Loudness Control: This is a feature that boosts the lower and sometimes the very upper frequencies to compensate for the human ear's insensitivity at low volume.

MP3/WMA capability: Some of the newer CD head units have the ability to play MP3/WMA encoded discs. This can be a real benefit if you have a CD burner and a collection of MP3s on your computer as it eliminates the need to have additional equipment to play your MP3 collection in your automobile.

Power Output: This is the amount of power, in watts, that your receiver should be able to deliver to the speakers. The number printed on the face of the receiver is usually a large exaggeration. Most receivers actually have between three and fifteen watts RMS per channel. Keep in mind that the sound will become quite distorted at this level because of the size and current limitations of your receiver. The best sound is always found in dedicated external amplifiers.

Pre-amp Outputs (RCA jacks): These are the most common connectors used for external power amplifiers. If you plan to add amplifiers to your system I strongly suggest that you purchase a receiver with these outputs. More than one set of outputs are available on some of the better units and are handy for retaining front/rear/subwoofer fading capabilities.

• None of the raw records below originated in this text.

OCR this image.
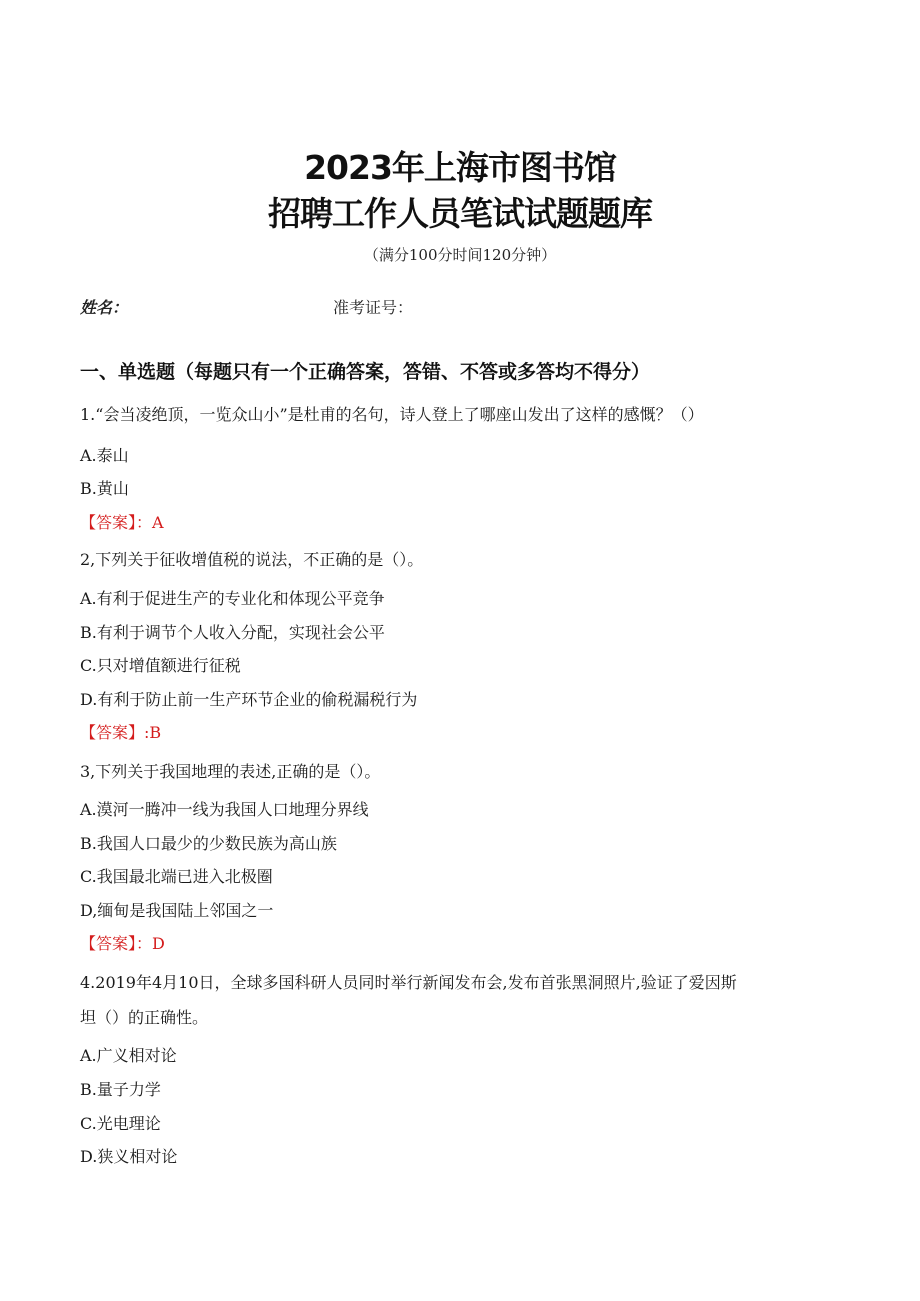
2023年上海市图书馆
招聘工作人员笔试试题题库
（满分100分时间120分钟）
姓名：	准考证号：
一、单选题（每题只有一个正确答案，答错、不答或多答均不得分）
1.“会当凌绝顶，一览众山小”是杜甫的名句，诗人登上了哪座山发出了这样的感慨？（）
A.泰山
B.黄山
【答案】：A
2,下列关于征收增值税的说法，不正确的是（）。
A.有利于促进生产的专业化和体现公平竞争
B.有利于调节个人收入分配，实现社会公平
C.只对增值额进行征税
D.有利于防止前一生产环节企业的偷税漏税行为
【答案】:B
3,下列关于我国地理的表述,正确的是（）。
A.漠河一腾冲一线为我国人口地理分界线
B.我国人口最少的少数民族为高山族
C.我国最北端已进入北极圈
D,缅甸是我国陆上邻国之一
【答案】：D
4.2019年4月10日，全球多国科研人员同时举行新闻发布会,发布首张黑洞照片,验证了爱因斯
坦（）的正确性。
A.广义相对论
B.量子力学
C.光电理论
D.狭义相对论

Remote Control: Most people laugh at the idea of having a remote control for an in dash receiver but it is actually much safer to use when on the road. Models are available in large TV sized remotes, handheld remotes, credit card remotes and even steering wheel mounted remotes.

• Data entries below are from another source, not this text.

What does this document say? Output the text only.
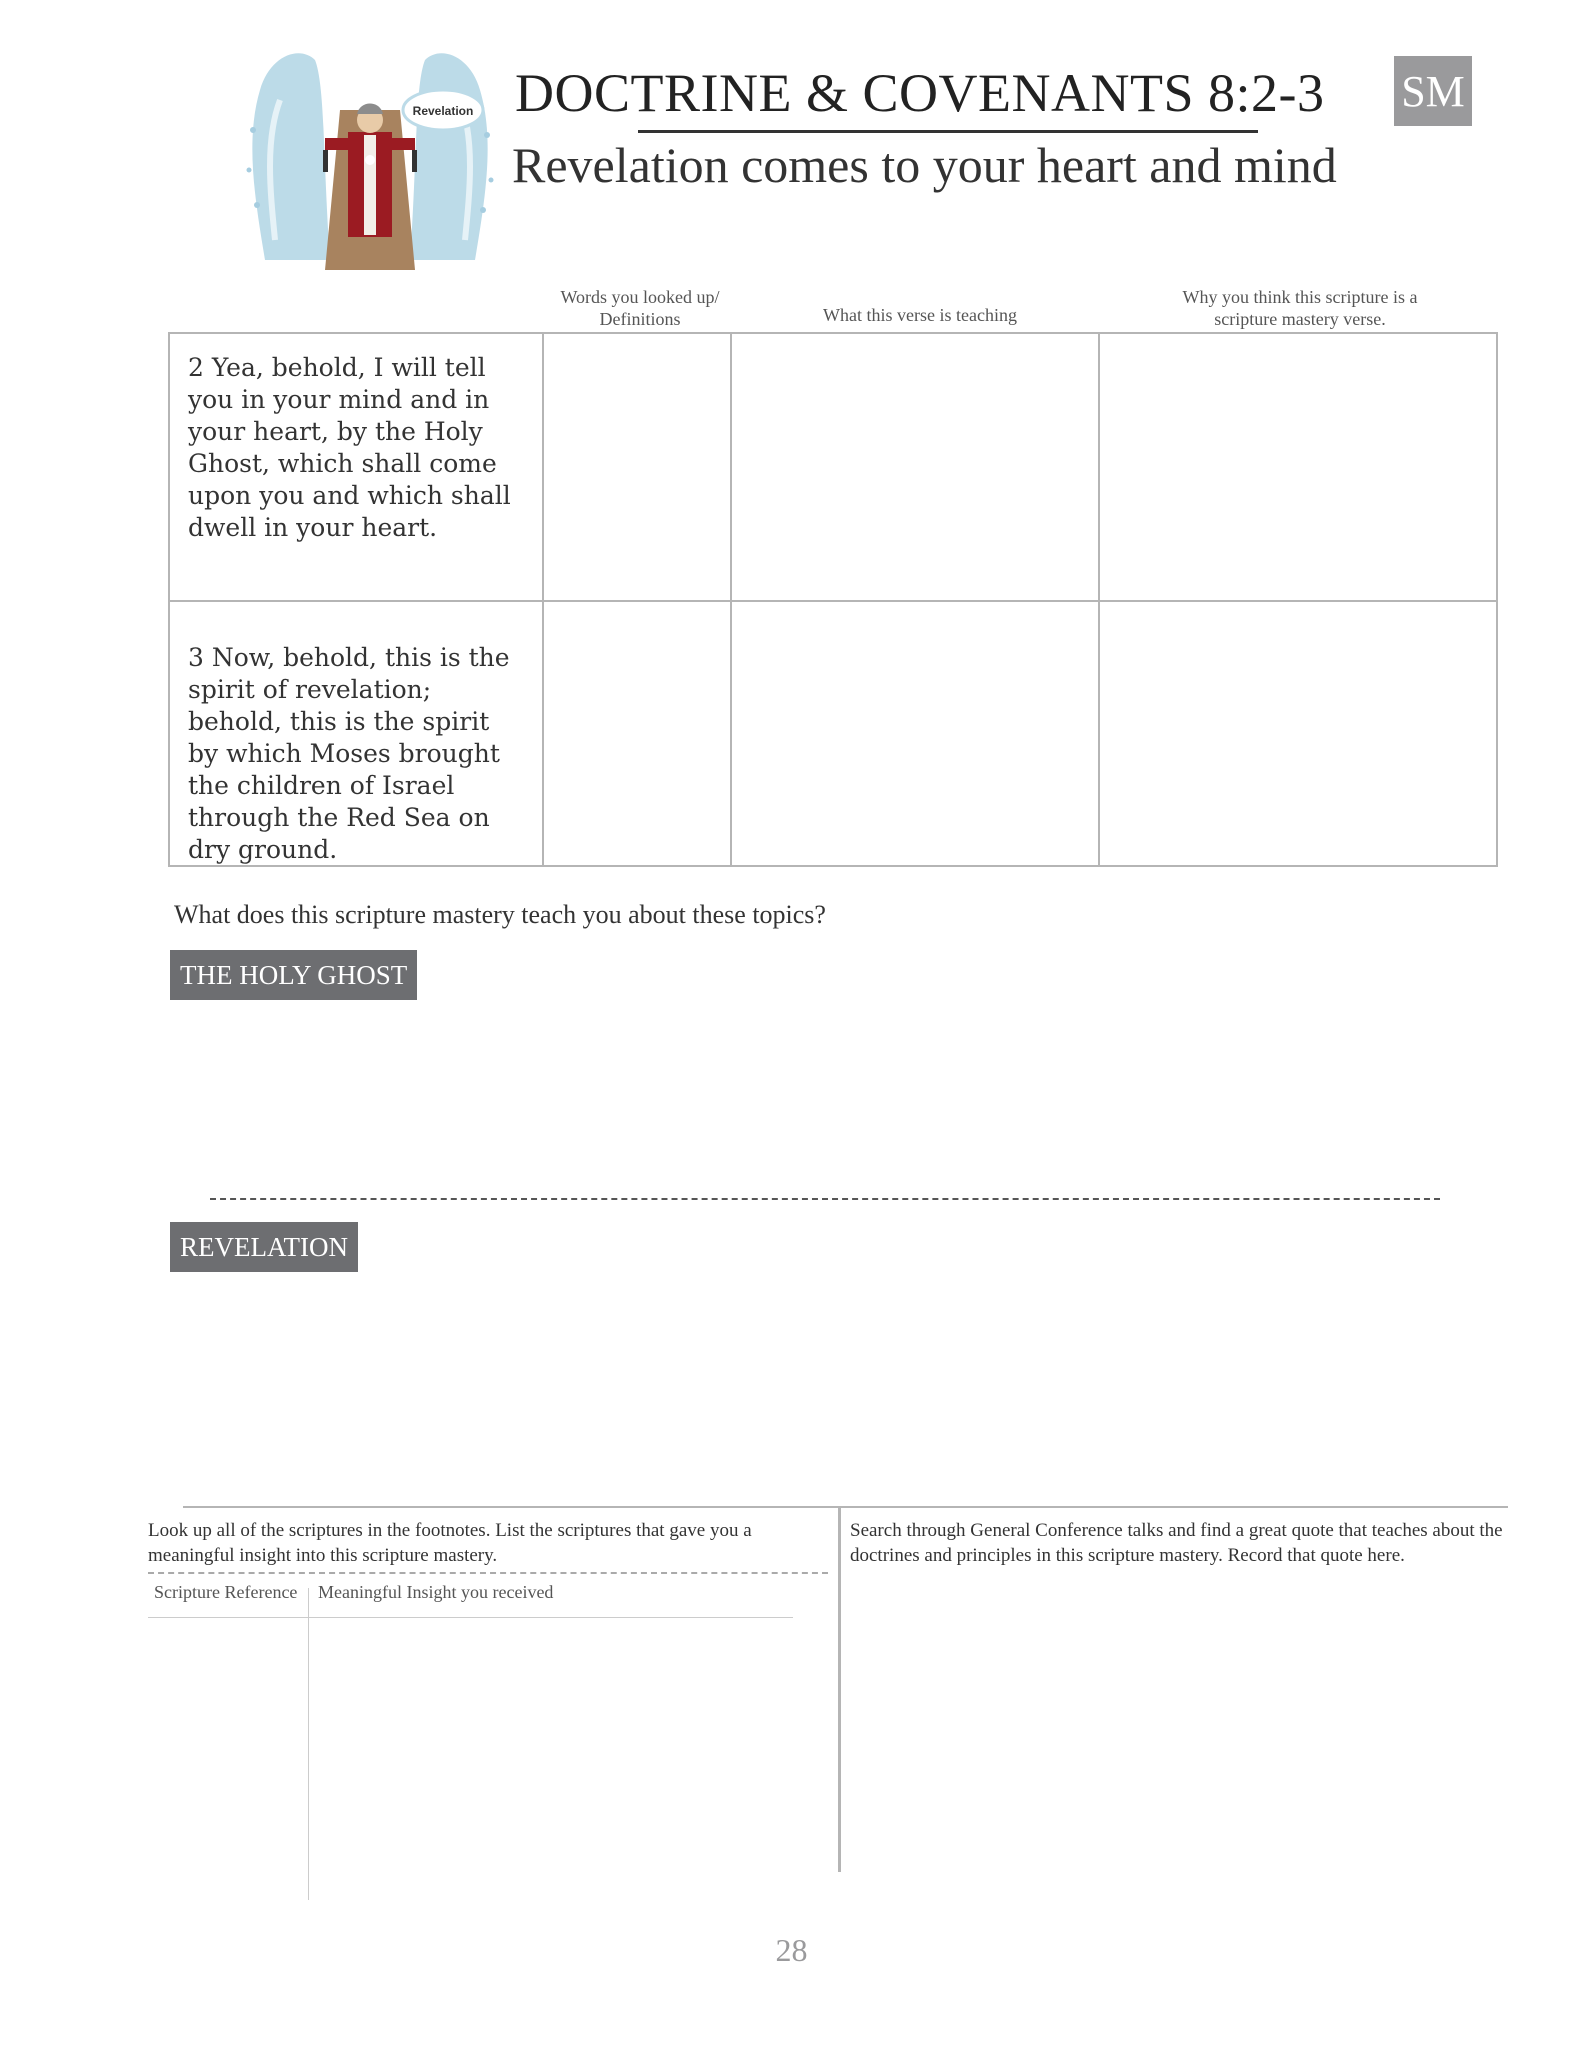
Revelation DOCTRINE & COVENANTS 8:2-3
Revelation comes to your heart and mind
SM
Words you looked up/ Definitions	What this verse is teaching
Why you think this scripture is a scripture mastery verse.
2 Yea, behold, I will tell you in your mind and in your heart, by the Holy Ghost, which shall come upon you and which shall dwell in your heart.
3 Now, behold, this is the spirit of revelation; behold, this is the spirit by which Moses brought the children of Israel through the Red Sea on dry ground.
What does this scripture mastery teach you about these topics?
THE HOLY GHOST
REVELATION
Look up all of the scriptures in the footnotes. List the scriptures that gave you a meaningful insight into this scripture mastery.
Scripture Reference Meaningful Insight you received
Search through General Conference talks and find a great quote that teaches about the doctrines and principles in this scripture mastery. Record that quote here.
28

Skip Protection: Some receivers have a built in memory buffer, usually between three and ten seconds, that will continue to play the music skip free even when the player is actually mis-tracking. This is a great feature if you drive on a lot of bumpy roads.

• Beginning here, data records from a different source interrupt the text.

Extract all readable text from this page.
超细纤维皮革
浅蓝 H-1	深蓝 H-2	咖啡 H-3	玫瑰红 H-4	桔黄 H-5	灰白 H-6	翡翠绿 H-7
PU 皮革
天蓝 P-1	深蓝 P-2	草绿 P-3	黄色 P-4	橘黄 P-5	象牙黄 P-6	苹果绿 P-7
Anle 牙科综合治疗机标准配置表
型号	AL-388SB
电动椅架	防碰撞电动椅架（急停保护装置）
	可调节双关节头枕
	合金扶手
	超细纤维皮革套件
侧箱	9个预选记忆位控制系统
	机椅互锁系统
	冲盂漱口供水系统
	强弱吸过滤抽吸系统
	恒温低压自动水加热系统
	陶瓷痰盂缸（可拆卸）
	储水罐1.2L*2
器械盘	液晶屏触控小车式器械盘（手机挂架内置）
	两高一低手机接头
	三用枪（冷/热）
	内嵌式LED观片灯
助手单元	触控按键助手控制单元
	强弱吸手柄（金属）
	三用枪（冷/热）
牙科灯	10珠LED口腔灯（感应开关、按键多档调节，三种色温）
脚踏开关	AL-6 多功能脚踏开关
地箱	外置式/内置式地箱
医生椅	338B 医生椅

Station Presets: These are the areas of memory in which your receiver stores radio station frequencies. The more the better here. Some units even allow you to assign names to the various presets.

Seek/Scan: These functions are used to seek for the next station that is available and scan through your preset stations respectively.

Tuner Sensitivity: This is the ability of the tuner in your receiver to pull in weak stations. It is measured in dbf and the lower the number the better. Eight is about the best you will likely see and thirteen is about average.

USB Input : Usually a front panel USB jack that will accept direct connection of a USB thumb drive or a similar USB storage unit. This allows you to plug in a small thumb drive and access the compatible digital music you have stored there. This can be more convenient than burning a CD everytime you want to change the MP3s you take with you.